Anne deitou-se sobre a grama rindo como raramente costumava fazer.
― Quem bom – disse Draco – Você acabou de me fazer parecer um idiota. Eu fico aqui falando e falando e você me responde com uma gargalhada.
― Você não é idiota – respondeu ela ainda rindo – Mas desde que entrei em Hogwarts sempre ouvi as pessoas comentando quão desprezível você era, e acabei de me dar conta de que você não é um terço do que dizem.
― Então estamos quites – respondeu Draco – Eu nunca tinha te visto rir, ou falar mais do que meia dúzia de palavras, e no entanto, acabo de me dar conta de que você pode rir e falar bastante as vezes, mesmo que...
Por alguns minutos os dois se olharam fixamente. Anne deitada no gramado e Draco ao seu lado, apoiando-se em um dos cotovelos.
― Mesmo que o que? – perguntou ela.
Draco se arrependeu instantaneamente do descuido, mas agora a única saída era levar até o fim o assunto que vinha lhe intrigado desde o momento em que deixaram Isengard.
― Mesmo que Harry não esteja por perto – disse ele tentando soar o mais casual possível – Eu reparei que você parece mais a vontade quando fala com ele. Seus olhos brilham, e esses são os únicos momentos em que você costuma sorrir.
Anne sentou-se abruptamente, de forma que Draco não pudesse ver seu rosto, e por um momento o garoto pensou ter ido longe demais.

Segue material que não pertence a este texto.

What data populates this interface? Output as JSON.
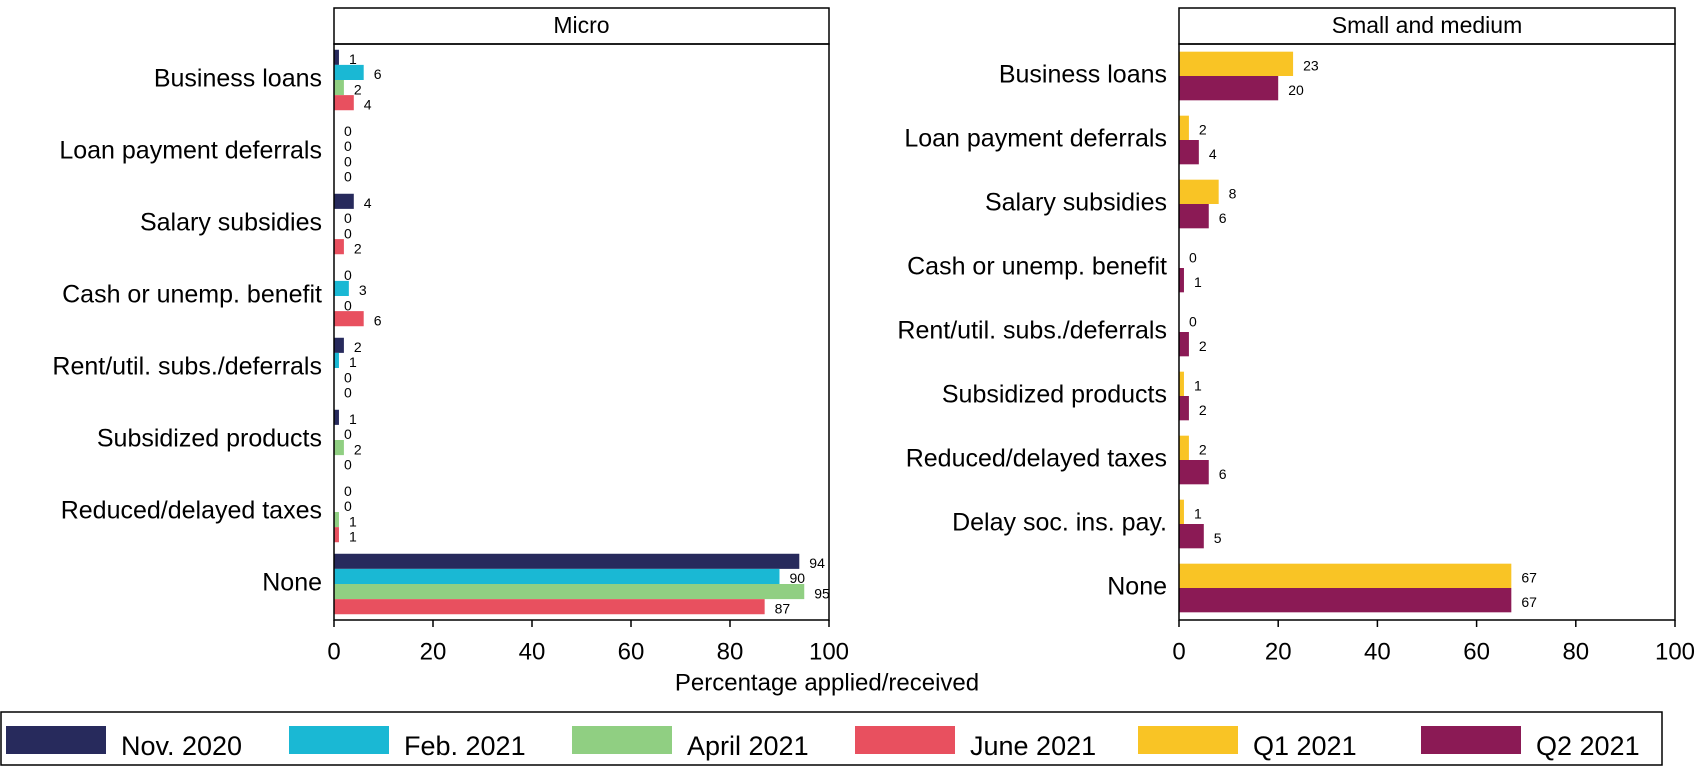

Contudo, já que ela não tinha se levantado ou feito qualquer menção de sair correndo, era melhor acabar com as dúvidas de uma vez, antes que os pensamentos confusos que vinham lhe passando pela cabeça nos últimos dias tomassem proporções ainda maiores.
― Você gosta dele não é? – perguntou Draco.
Anne olhava perdidamente para a paisagem a sua frente. Do alto da pequena colina era possível ver o céu que coroava a noite com suas estrelas, e lá em baixo o rio Limcaro corria eternamente verde, vagaroso e inescrutável, guardando os encantamentos milenares dos elfos e de todas as raças que já haviam passado por ali. Anne sentia-se um pouco deprimida e sem vontade de responder e finalmente voltou-se para encarar Draco, que olhava para ela esperando por uma resposta. Anne aproximou-se um pouco mais dele, e lançou-lhe um olhar triste e enigmático exatamente como aquele da noite no balcão, e respirou profundamente tomando coragem para voltar a falar quando o ruído de um grito de pavor que vinha do acampamento desviou sua atenção.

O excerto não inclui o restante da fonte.